Review by Elsie Ohem
White space. An erasure. is so empty. says more than written
Anticipation is key to Carol Guess’s F IN. So is tension. An erasure provides more than just tension and anticipation—it gives the reader agency in a story’s creation. You become the illustrator of the author’s blanks.
In the introduction, Guess describes F IN as an incarnation of a ghost story manuscript. She notes that part of her aesthetic demands things to be left unsaid or blank. This is apparent in the story’s many blank spaces, or whitespace. What is left blank is filled in with the reader’s imagination. In this sense, F IN is still a ghost story in that what imprints are left behind are realized through the reader’s imagination. By saying that ghosts are realized through the imagination does not diminish the possibility of their existence.
Reading F IN took me no more than 10 minutes. It’s that short. But the blankness stays with you beyond those 10 minutes. I re-read it twice, each time meditating on, and experiencing, a different ghost. The tension created was surprisingly sublime. It was that intense. This tension was perfectly timed by Guess’s composition, or the printed words she left behind for us to read. You are forced to journey at a specific pace with each word and space at your imagination’s mercy. I would claim to say that the rhetorical quality of this work is extremely kairotic. Guess expertly plays with the kairos of each blankness by utilizing every opportunity to create moments of strong thought and memory.
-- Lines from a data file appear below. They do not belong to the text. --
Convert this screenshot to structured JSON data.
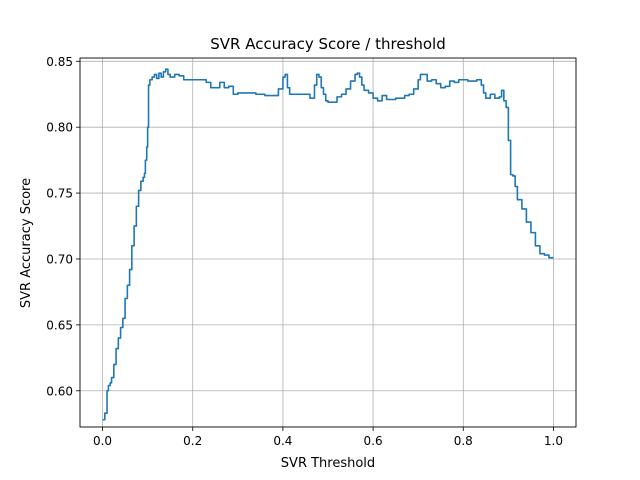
{
  "chart_data": {
    "type": "line",
    "title": "SVR Accuracy Score / threshold",
    "xlabel": "SVR Threshold",
    "ylabel": "SVR Accuracy Score",
    "xlim": [
      -0.05,
      1.05
    ],
    "ylim": [
      0.5725,
      0.8525
    ],
    "xticks": [
      0.0,
      0.2,
      0.4,
      0.6,
      0.8,
      1.0
    ],
    "xtick_labels": [
      "0.0",
      "0.2",
      "0.4",
      "0.6",
      "0.8",
      "1.0"
    ],
    "yticks": [
      0.6,
      0.65,
      0.7,
      0.75,
      0.8,
      0.85
    ],
    "ytick_labels": [
      "0.60",
      "0.65",
      "0.70",
      "0.75",
      "0.80",
      "0.85"
    ],
    "grid": true,
    "series": [
      {
        "color": "#1f77b4",
        "x": [
          0.0,
          0.005,
          0.01,
          0.013,
          0.017,
          0.02,
          0.025,
          0.03,
          0.035,
          0.04,
          0.045,
          0.05,
          0.055,
          0.06,
          0.065,
          0.07,
          0.075,
          0.08,
          0.085,
          0.09,
          0.093,
          0.095,
          0.098,
          0.1,
          0.102,
          0.105,
          0.11,
          0.115,
          0.12,
          0.125,
          0.13,
          0.135,
          0.14,
          0.145,
          0.15,
          0.16,
          0.17,
          0.18,
          0.2,
          0.22,
          0.23,
          0.24,
          0.25,
          0.26,
          0.27,
          0.28,
          0.29,
          0.3,
          0.32,
          0.34,
          0.36,
          0.38,
          0.39,
          0.4,
          0.405,
          0.41,
          0.415,
          0.42,
          0.44,
          0.46,
          0.47,
          0.475,
          0.48,
          0.485,
          0.49,
          0.495,
          0.5,
          0.51,
          0.52,
          0.53,
          0.54,
          0.55,
          0.56,
          0.565,
          0.57,
          0.575,
          0.58,
          0.59,
          0.6,
          0.61,
          0.62,
          0.63,
          0.65,
          0.67,
          0.68,
          0.69,
          0.7,
          0.705,
          0.71,
          0.72,
          0.73,
          0.74,
          0.75,
          0.76,
          0.77,
          0.78,
          0.79,
          0.8,
          0.81,
          0.82,
          0.83,
          0.84,
          0.845,
          0.85,
          0.86,
          0.87,
          0.88,
          0.885,
          0.89,
          0.895,
          0.9,
          0.905,
          0.91,
          0.915,
          0.92,
          0.93,
          0.94,
          0.95,
          0.96,
          0.97,
          0.98,
          0.99,
          1.0
        ],
        "y": [
          0.578,
          0.583,
          0.6,
          0.604,
          0.606,
          0.61,
          0.62,
          0.632,
          0.64,
          0.648,
          0.655,
          0.67,
          0.68,
          0.692,
          0.71,
          0.725,
          0.74,
          0.752,
          0.759,
          0.762,
          0.765,
          0.775,
          0.785,
          0.8,
          0.832,
          0.836,
          0.838,
          0.84,
          0.837,
          0.841,
          0.838,
          0.842,
          0.844,
          0.84,
          0.838,
          0.84,
          0.839,
          0.836,
          0.836,
          0.836,
          0.834,
          0.83,
          0.83,
          0.834,
          0.83,
          0.831,
          0.825,
          0.826,
          0.826,
          0.825,
          0.824,
          0.824,
          0.829,
          0.838,
          0.84,
          0.83,
          0.825,
          0.825,
          0.825,
          0.822,
          0.832,
          0.84,
          0.838,
          0.83,
          0.825,
          0.82,
          0.819,
          0.819,
          0.823,
          0.825,
          0.829,
          0.835,
          0.84,
          0.841,
          0.838,
          0.832,
          0.828,
          0.826,
          0.822,
          0.82,
          0.824,
          0.821,
          0.822,
          0.824,
          0.825,
          0.829,
          0.836,
          0.84,
          0.84,
          0.835,
          0.836,
          0.833,
          0.83,
          0.831,
          0.835,
          0.834,
          0.836,
          0.836,
          0.835,
          0.835,
          0.836,
          0.832,
          0.826,
          0.822,
          0.825,
          0.822,
          0.823,
          0.828,
          0.82,
          0.815,
          0.79,
          0.764,
          0.763,
          0.755,
          0.745,
          0.738,
          0.728,
          0.72,
          0.71,
          0.704,
          0.703,
          0.701,
          0.701
        ]
      }
    ]
  }
}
It’s difficult for me to put the blankness into words without telling you to read it yourself, but perhaps this visualization can say more:
The moment of good chances is kairos—translating from the Greek as “opportunity.” In rhetoric, kairos is something that speakers evaluate within themselves as well as in their environment when in debate—it is easily described as evaluating the perfect, opportune moment to take action. The actions left behind in F IN are the words in black. as well as their literal and metaphorical meanings. As you fill in the blanks, you find that the black text left behind is connected, regardless of the space in between. Read as a whole, F IN tells a story of texture, landscapes, emotions, and physicality that is so innate you know it’s felt by all beings, secrets, intimate touches, community, loss, pain, sounds, and endings.
Let’s not ignore the fact that F IN in latin means “end.” It’s a FINality that marks the end of a FINal boundary or limit. Yet, F IN isn’t just marking ends—it would be a cliché for me to say that it also marks beginnings. A better way to say it is that F IN marks the unsaid that was once there—that once existed. It could be thought of as a “sideways” or the “what if” in the entirety of the manuscript. F IN is the “what would this story say if I blanked out these words”? The result is something hauntingly memorable.
Carol Guess is the author of numerous books of poetry and prose, including Tinderbox Lawn, Darling, and Doll Studies: Forensics. She is a professor of English at Western Washington University, and lives in Seattle and Bellingham, W.A.